Tierliebe endete beinahe tödlich
Ein junger Mann aus Starnberg wäre beim Melken einer Schlange fast gestorben. Was genau passiert ist
Augsburg Er schaffte es noch, selbst den Notruf zu wählen. Dann brach er zusammen, rang nach Luft und kämpfte um sein Leben. Der 18-jährige Starnberger hatte, wie berichtet, am Montag die Rettung gerufen, weil er mit Schlangengift in Berührung gekommen war. Die Polizei hatte zunächst von einem Biss gesprochen. Seine Mutter stellt den Vorfall jetzt aber anders dar.
Ihr Sohn sei nicht von einer Giftschlange gebissen worden. Er habe sie wie schon so oft gemolken – beim Umfüllen des so gewonnenen Giftes in ein Gläschen sei dann ein bisschen Flüssigkeit auf eine Wunde an der Hand gespritzt. „Er hat darauf allergisch reagiert und ein Finger schwoll später an“, sagte die Frau der Süddeutschen Zeitung. Schlangengift ist in der wissenschaftlichen Forschung gefragt, das Melken der Tiere unterliegt strengen Auflagen. In einschlägigen Internetforen wird aber rege diskutiert, ob sich das Melken und der Verkauf des Giftes auch für Privatpersonen lohnt.

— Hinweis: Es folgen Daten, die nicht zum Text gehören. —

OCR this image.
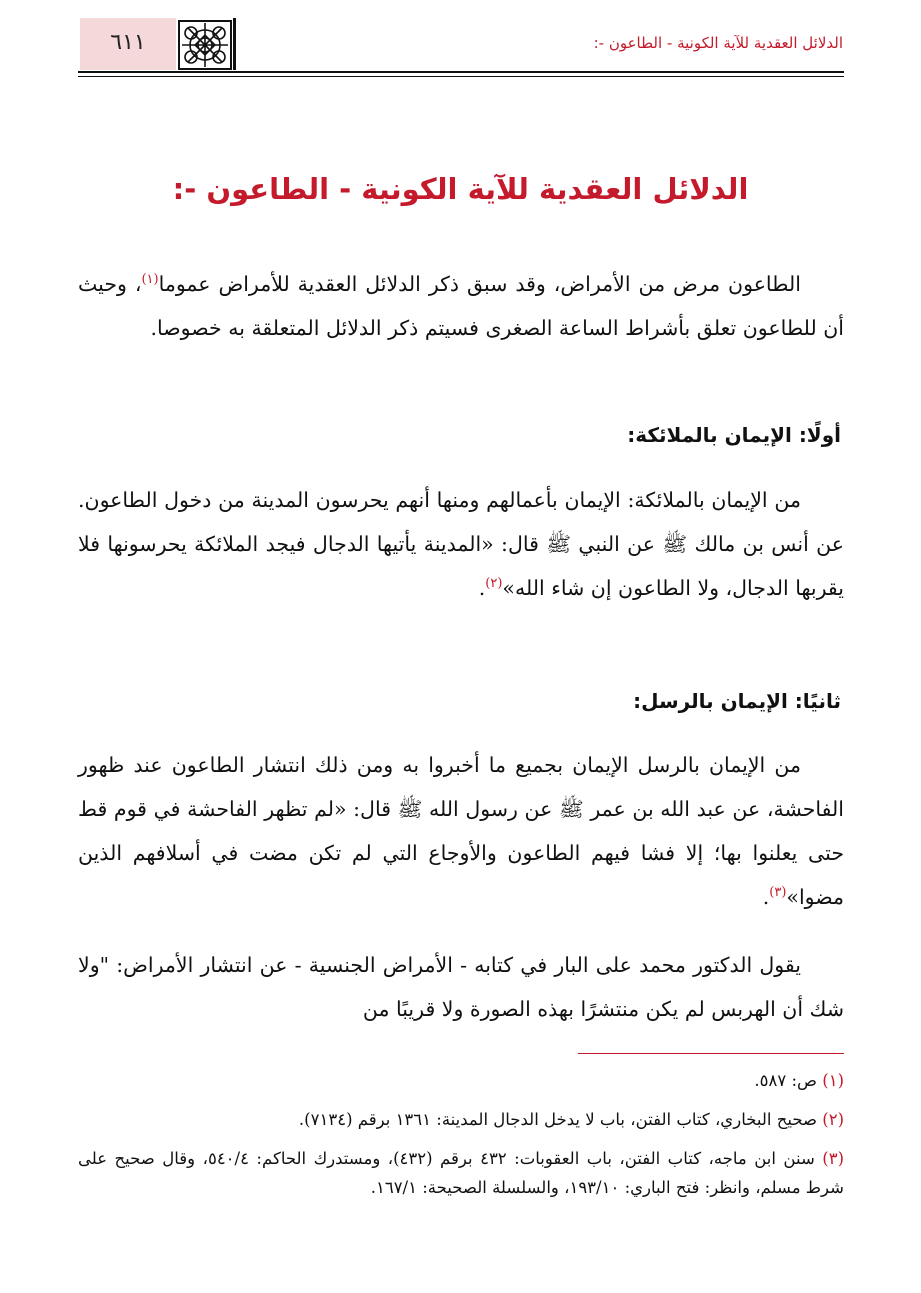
٦١١	الدلائل العقدية للآية الكونية - الطاعون -:
الدلائل العقدية للآية الكونية - الطاعون -:

الطاعون مرض من الأمراض، وقد سبق ذكر الدلائل العقدية للأمراض عموما$^{(١)}$، وحيث أن للطاعون تعلق بأشراط الساعة الصغرى فسيتم ذكر الدلائل المتعلقة به خصوصا.

أولًا: الإيمان بالملائكة:

من الإيمان بالملائكة: الإيمان بأعمالهم ومنها أنهم يحرسون المدينة من دخول الطاعون. عن أنس بن مالك ﷺ عن النبي ﷺ قال: «المدينة يأتيها الدجال فيجد الملائكة يحرسونها فلا يقربها الدجال، ولا الطاعون إن شاء الله»$^{(٢)}$.

ثانيًا: الإيمان بالرسل:

من الإيمان بالرسل الإيمان بجميع ما أخبروا به ومن ذلك انتشار الطاعون عند ظهور الفاحشة، عن عبد الله بن عمر ﷺ عن رسول الله ﷺ قال: «لم تظهر الفاحشة في قوم قط حتى يعلنوا بها؛ إلا فشا فيهم الطاعون والأوجاع التي لم تكن مضت في أسلافهم الذين مضوا»$^{(٣)}$.

يقول الدكتور محمد على البار في كتابه - الأمراض الجنسية - عن انتشار الأمراض: "ولا شك أن الهربس لم يكن منتشرًا بهذه الصورة ولا قريبًا من

(١) ص: ٥٨٧.
(٢) صحيح البخاري، كتاب الفتن، باب لا يدخل الدجال المدينة: ١٣٦١ برقم (٧١٣٤).
(٣) سنن ابن ماجه، كتاب الفتن، باب العقوبات: ٤٣٢ برقم (٤٣٢)، ومستدرك الحاكم: ٥٤٠/٤، وقال صحيح على شرط مسلم، وانظر: فتح الباري: ١٩٣/١٠، والسلسلة الصحيحة: ١٦٧/١.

Wie nun bekannt wurde, hat der junge Mann aus Starnberg keine Genehmigung für die Haltung der giftigen Tiere. In seiner Wohnung fanden die Einsatzkräfte neben fünf giftigen Lanzenottern auch zwei ebenfalls giftige Afrikanische Speikobras, eine Madagaskarboa und eine Königspython.
Wer ein „gefährliches Tier wildlebender Art“oder Kampfhunde halten will, braucht eine Erlaubnis der jeweils zuständigen Stadt oder Gemeinde, erklärt Bernhard Hoffmann, Leiter der Augsburger Ordnungsbehörde. Zu diesen Tieren zählen zum Beispiel Affen, Marder, Meeraale, einige Spinnenarten – und eben giftige Schlangen. Die Gemeinde darf die Genehmigung aber nur erteilen, „wenn der Antragsteller ein berechtigtes Interesse nachweist, gegen seine Zuverlässigkeit keine Bedenken bestehen und keine Gefahren für Leben, Gesundheit, Eigentum oder Besitz bestehen“, sagt der Leiter der Ordnungsbehörde. Bei einem Kampfhund wäre ein berechtigtes Interesse etwa die Bewachung von gefährdetem Besitz. Für Gifttiere werden laut Hoffmann oft medizinische Forschungszwecke als Begründung angegeben. Die Stadt Augsburg hat 2017 keine einzige Genehmigung erteilt, außer für den Zoo: Der nämlich hat eine Dauergenehmigung. Die letzte Einzelerlaubnis gab es im Jahr 2009 – für Skorpione.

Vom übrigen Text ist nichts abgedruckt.